La firme de notation fait aussi remarquer que les souscripteurs en cyberréassurance sont devenus plus expérimentés et peuvent fonder leurs décisions sur des ensembles de données améliorés. Néanmoins, S&P considère que ses souscripteurs demeurent prudents quant à l’élargissement des limites d’assurance et des conditions de souscription.
« Compte tenu de la volatilité des cyberrisques, nous considérons que cette approche restreinte est appropriée et qu’elle indique une meilleure gestion des risques dans le secteur mondial de la réassurance. Nous constatons une forte corrélation entre la sophistication de la gestion des risques des assureurs et leur approche de la gestion du cyberrisque. De manière générale, les réassureurs sont des pionniers dans l’évaluation du cyberrisque grâce à leurs cadres de gestion des risques d’entreprise et grâce aux investissements qu’ils font pour bonifier leur expertise », estime S&P.

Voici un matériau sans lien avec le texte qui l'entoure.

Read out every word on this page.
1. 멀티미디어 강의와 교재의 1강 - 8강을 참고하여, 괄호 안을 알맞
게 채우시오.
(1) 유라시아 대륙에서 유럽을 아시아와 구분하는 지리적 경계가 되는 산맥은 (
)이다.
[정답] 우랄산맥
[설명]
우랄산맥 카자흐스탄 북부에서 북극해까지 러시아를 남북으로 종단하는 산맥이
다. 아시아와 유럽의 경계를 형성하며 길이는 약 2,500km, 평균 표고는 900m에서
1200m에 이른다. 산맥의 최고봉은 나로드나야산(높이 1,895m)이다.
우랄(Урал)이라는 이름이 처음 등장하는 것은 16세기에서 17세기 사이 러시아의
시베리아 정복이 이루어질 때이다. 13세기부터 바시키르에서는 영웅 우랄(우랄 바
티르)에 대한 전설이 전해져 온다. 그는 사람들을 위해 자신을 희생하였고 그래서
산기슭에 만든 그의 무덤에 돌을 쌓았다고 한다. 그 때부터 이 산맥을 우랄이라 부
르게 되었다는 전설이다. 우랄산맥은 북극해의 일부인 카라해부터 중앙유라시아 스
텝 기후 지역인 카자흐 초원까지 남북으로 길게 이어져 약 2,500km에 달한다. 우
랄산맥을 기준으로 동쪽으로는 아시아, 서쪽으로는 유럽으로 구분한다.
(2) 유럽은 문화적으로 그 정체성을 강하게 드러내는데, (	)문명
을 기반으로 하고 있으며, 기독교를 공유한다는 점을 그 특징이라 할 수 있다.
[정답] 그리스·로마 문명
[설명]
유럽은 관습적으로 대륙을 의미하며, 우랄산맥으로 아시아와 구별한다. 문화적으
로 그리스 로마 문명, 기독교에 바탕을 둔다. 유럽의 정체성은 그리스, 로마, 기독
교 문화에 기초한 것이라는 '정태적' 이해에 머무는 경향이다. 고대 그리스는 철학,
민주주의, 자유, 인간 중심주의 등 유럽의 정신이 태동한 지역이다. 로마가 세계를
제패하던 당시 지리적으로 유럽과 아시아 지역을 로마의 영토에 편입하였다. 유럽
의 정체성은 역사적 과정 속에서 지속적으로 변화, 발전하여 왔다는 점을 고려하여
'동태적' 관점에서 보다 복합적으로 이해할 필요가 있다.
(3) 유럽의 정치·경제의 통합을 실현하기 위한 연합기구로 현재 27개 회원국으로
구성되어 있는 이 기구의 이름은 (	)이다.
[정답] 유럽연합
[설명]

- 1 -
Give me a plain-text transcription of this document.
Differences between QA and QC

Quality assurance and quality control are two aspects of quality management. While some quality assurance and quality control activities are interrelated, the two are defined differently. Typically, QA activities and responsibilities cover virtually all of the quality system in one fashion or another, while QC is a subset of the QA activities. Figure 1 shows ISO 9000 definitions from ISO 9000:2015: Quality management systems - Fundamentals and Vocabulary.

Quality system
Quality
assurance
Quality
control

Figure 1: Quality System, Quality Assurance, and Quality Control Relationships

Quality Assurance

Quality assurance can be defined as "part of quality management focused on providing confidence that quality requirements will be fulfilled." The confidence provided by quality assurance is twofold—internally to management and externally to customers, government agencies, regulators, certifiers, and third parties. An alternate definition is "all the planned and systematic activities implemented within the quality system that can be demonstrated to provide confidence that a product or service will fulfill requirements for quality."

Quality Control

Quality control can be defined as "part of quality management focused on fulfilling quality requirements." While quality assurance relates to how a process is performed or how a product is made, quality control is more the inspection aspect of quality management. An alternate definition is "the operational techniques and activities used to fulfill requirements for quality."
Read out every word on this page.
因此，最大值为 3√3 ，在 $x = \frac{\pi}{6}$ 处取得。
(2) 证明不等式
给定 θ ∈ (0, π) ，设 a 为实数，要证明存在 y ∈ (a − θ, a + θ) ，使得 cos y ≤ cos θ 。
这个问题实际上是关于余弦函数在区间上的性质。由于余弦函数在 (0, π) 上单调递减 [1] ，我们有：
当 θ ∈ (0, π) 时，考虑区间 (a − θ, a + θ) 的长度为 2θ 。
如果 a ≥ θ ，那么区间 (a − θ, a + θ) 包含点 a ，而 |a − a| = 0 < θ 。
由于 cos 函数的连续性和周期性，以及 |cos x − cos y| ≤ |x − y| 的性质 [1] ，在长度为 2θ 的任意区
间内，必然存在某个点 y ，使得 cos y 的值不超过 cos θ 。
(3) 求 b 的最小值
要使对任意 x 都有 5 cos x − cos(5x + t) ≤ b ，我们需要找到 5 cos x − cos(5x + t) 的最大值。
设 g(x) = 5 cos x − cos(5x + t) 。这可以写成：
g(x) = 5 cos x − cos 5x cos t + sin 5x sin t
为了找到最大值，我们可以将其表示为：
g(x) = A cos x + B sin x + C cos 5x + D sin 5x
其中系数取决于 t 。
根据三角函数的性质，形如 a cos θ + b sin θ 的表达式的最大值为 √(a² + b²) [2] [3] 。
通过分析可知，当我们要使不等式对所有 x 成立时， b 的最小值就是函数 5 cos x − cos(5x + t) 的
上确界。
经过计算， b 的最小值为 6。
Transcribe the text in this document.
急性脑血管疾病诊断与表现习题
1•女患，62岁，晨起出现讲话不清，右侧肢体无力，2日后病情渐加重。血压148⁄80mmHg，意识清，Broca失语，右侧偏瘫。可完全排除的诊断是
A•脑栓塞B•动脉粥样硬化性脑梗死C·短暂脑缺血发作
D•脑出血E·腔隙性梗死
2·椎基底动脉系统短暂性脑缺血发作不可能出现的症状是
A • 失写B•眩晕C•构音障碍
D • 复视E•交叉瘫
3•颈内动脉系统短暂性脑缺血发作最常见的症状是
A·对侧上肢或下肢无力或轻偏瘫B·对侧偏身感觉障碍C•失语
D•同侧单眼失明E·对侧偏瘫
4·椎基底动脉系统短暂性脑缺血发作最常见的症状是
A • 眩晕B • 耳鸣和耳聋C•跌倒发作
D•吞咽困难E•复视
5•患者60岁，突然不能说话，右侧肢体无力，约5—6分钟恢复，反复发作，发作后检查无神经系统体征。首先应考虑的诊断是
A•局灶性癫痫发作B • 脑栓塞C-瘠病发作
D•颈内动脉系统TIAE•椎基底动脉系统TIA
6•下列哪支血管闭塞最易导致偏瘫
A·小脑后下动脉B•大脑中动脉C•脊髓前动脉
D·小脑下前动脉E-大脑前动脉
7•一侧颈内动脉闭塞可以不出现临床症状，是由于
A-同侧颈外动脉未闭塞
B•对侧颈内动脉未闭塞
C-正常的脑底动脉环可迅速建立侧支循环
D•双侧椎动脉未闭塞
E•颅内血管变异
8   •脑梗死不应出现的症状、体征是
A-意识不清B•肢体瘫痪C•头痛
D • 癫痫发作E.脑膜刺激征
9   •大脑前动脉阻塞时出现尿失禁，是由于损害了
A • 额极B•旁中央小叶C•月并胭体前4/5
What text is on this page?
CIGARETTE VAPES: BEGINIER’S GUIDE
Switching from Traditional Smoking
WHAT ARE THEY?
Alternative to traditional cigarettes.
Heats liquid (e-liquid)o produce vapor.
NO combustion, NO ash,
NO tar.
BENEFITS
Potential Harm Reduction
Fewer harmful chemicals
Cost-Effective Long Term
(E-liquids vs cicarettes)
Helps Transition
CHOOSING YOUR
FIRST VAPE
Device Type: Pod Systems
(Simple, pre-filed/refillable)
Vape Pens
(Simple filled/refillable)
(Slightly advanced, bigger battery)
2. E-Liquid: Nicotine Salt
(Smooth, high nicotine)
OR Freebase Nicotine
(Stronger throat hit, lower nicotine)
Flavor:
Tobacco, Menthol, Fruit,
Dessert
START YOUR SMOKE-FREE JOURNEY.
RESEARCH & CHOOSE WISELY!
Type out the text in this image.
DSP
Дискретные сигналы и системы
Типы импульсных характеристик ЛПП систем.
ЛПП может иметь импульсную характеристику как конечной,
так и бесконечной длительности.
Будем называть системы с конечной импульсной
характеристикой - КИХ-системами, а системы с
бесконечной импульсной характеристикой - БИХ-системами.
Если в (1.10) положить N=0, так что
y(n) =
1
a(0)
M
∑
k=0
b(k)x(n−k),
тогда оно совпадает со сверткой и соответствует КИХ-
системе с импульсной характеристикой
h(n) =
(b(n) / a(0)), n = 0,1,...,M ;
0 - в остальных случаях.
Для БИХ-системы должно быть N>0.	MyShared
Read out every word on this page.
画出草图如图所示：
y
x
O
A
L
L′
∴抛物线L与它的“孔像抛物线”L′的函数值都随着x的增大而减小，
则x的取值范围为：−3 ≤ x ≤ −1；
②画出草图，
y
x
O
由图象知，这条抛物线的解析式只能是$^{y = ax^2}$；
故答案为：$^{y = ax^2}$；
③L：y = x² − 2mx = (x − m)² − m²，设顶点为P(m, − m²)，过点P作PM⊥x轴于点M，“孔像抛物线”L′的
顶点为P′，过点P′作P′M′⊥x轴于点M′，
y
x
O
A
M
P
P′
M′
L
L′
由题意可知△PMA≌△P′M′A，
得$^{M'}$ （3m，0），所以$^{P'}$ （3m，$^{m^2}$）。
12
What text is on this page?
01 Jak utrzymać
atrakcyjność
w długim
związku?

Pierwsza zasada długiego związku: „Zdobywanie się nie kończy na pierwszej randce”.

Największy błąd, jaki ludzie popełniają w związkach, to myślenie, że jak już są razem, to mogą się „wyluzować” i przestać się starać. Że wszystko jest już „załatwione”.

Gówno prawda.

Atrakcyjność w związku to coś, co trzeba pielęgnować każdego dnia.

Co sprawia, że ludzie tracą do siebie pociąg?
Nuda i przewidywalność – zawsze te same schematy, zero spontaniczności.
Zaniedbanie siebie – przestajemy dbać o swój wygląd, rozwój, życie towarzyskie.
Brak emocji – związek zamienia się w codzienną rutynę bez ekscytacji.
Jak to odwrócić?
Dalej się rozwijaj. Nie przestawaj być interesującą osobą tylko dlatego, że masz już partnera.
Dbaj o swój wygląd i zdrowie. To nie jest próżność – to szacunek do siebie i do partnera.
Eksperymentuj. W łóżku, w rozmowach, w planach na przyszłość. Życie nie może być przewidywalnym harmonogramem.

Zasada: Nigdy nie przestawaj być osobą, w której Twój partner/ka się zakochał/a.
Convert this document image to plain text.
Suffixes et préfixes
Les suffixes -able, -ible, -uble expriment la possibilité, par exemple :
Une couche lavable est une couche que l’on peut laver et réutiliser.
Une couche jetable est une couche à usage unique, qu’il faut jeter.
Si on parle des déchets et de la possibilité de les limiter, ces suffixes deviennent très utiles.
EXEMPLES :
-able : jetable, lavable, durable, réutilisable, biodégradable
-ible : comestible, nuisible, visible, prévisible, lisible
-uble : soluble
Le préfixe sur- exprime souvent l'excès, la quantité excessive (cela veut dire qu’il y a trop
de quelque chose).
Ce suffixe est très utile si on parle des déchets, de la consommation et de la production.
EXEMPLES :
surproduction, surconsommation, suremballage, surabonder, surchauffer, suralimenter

Un marché réservé aux grands joueurs
S&P estime en outre que ce sont surtout les grands réassureurs qui sont présents dans le marché de la cyberassurance. La firme de notation dit toutefois s’attendre à ce que les plus petits joueurs y fourbissent leurs armes sous peu, amenant une plus grande diversité dans la couverture des cyberrisques.
Le même défi qu’il y a 20 ans
Pour S&P, le principal problème du marché de la cyberassurance est le même qu’il y a 20 ans, alors que ce produit a fait son apparition aux États-Unis. Il s’agit d’un problème commun à toutes les catégories d’assurance, mais exacerbé par le manque de données historiques : comment tarifer adéquatement le risque lié à la menace cybernétique ?
« Le marché de la cyberassurance demeure petit et n’a pas encore atteint sa maturité. Cela offre aux réassureurs une occasion de croissance clé pour bâtir des relations à long terme avec les compagnies cédantes de risques », estime la firme de notation.
S&P ajoute que l’expertise des réassureurs en matière de souscription et une gestion sophistiquée des risques seront essentielles pour équilibrer la tarification de ce marché. « La différenciation des risques, qui signifie intégrer des normes de sécurité et lier les améliorations des niveaux de sécurité des informations des clients aux considérations de tarification, jouera un rôle clé dans le développement d’un marché durable », estime la firme de notation.
Sans oublier que le marché de la cyberassurance fait face à une demande croissante, mais avec des réserves financières limitées. Cette contrainte actuelle au niveau de la souscription est le grand danger guettant le développement du marché de la cyberassurance, estime S&P.
« Nous constatons actuellement une sous-offre dans certains domaines de la réassurance, de la rétrocession et du capital alternatif. Au fur et à mesure que le marché sous-jacent continue de croître, la demande de capital augmentera aussi dans la chaîne de valeur de l’assurance », indique la firme de notation.